Ironically, the two bigger accounts I work on at @engauge had brainstorming sessions for 2012 simultaneously this last week. It was hands down the most group brainstorming I've done in that short of a timespan since I've been working. From that I learned a ton about brainstorming. If anyone has been part of a brainstorm trying to come up with solutions from a client they are familiar with one mental roadblock: budget. It's not unique to any client, every project you work on is going to have a budget, some are just larger than others. There's also the fear of having a bad idea. Should that little flicker of an idea escape your mouth? Or should you just keep that little thought spasm to yourself?


The reality of a budget can hinder one's creative processes more than anything. You know you have a small budget to work with and therefore you keep your ideas limited.
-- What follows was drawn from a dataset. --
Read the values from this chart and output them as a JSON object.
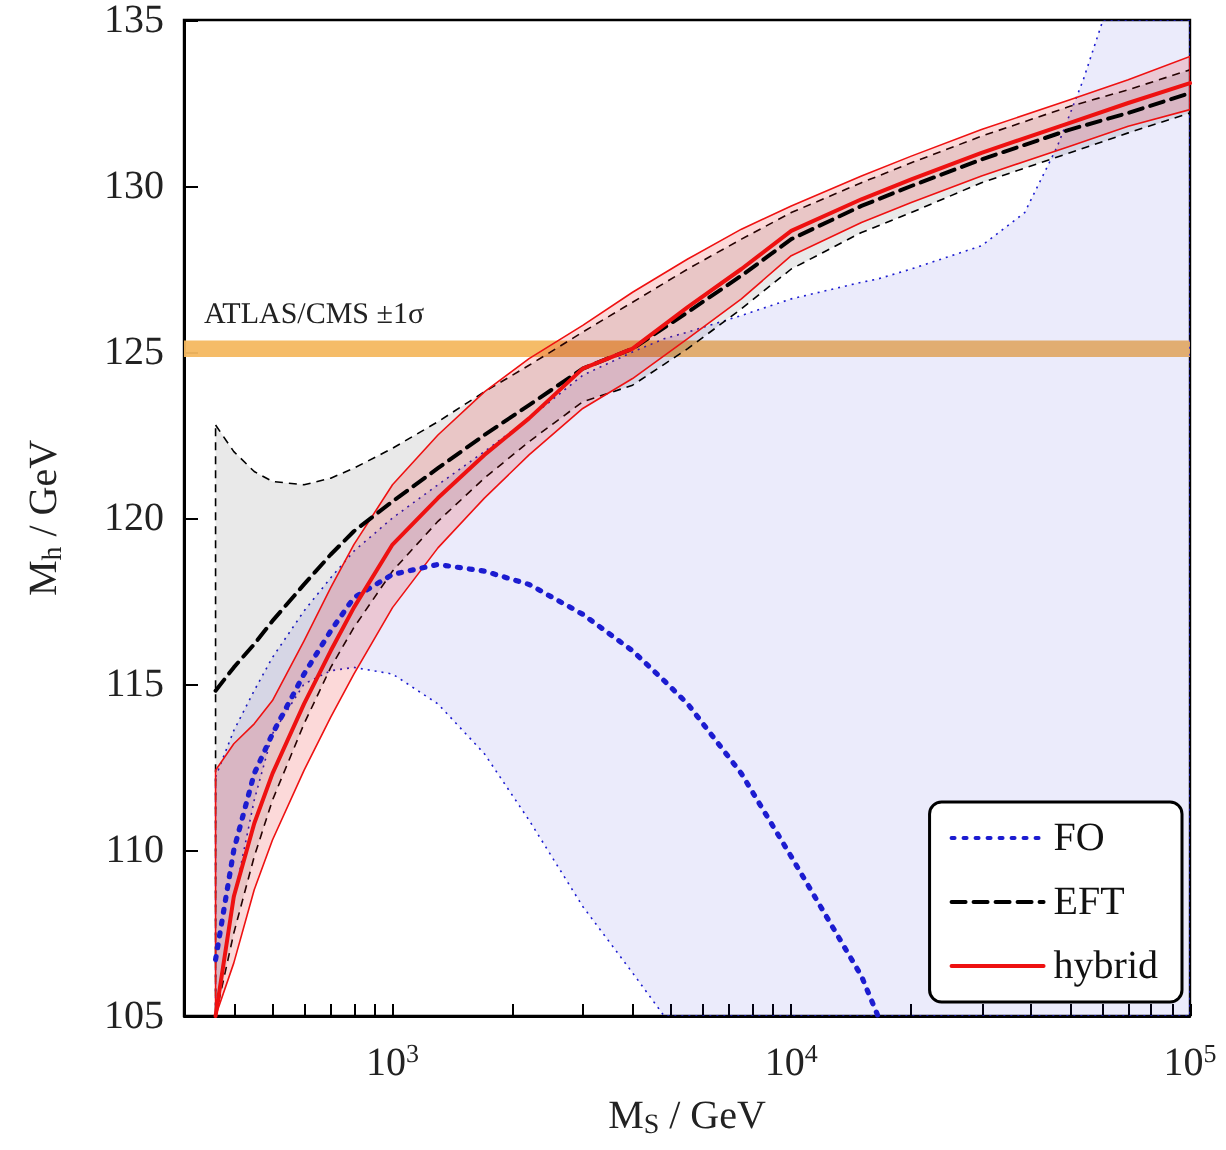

You're afraid to throw out the big, grand ideas because pursestrings will shoot those down - so why bother even letting your mind wander to those elaborate ideas? It seems like a waste of time.

I've found - sometimes the hard way - that it pays to think of and throw out anything you can. Thinking big - even outside of the budget - can help the process flow much better. After all, you're just in a brainstorming meeting and probably not an official client presentation or pitch. The team knows what resources you have to work with. Often times, throwing those big ideas out to the group will either help spark an idea from someone else. Other times, those big ideas are able to be scaled down effectively in order to fit those resource restrictions.

Fear of a Bad Idea

I'm not going to say that there's no such thing as a bad idea. There is. But it's just a matter if you follow through with those ideas or not. I've learned that I'll have concept ideas that may be way out in left field or not on target at all. Then again...maybe that idea is what we need. The only way I'll know whether or not its a good idea is to throw it out to the group. Sure, it may be seen as not the best course of action. Sure it may be a bad idea.

But it helps do one thing: it keeps the conversation going.

The trick is overcoming the fear of a bad idea. It's not an excuse to not have a brain-to-mouth filter but its overcoming the fear of having a thought spasm shot down. So what? It's a brainstorm. If you're working with a great team, they won't lash out or make fun of you for your random brainstorming thought. You'll learn nothing from keeping everything to yourself.

This blog is the same thing. Sometimes I blog about things I'm not necessarily the expert in. However, through the comments, its how I learn more. You don't know how good a thought could be unless you throw it out there and see what happens.

What about you all? What other brainstorming challenges do you face? How do you overcome them?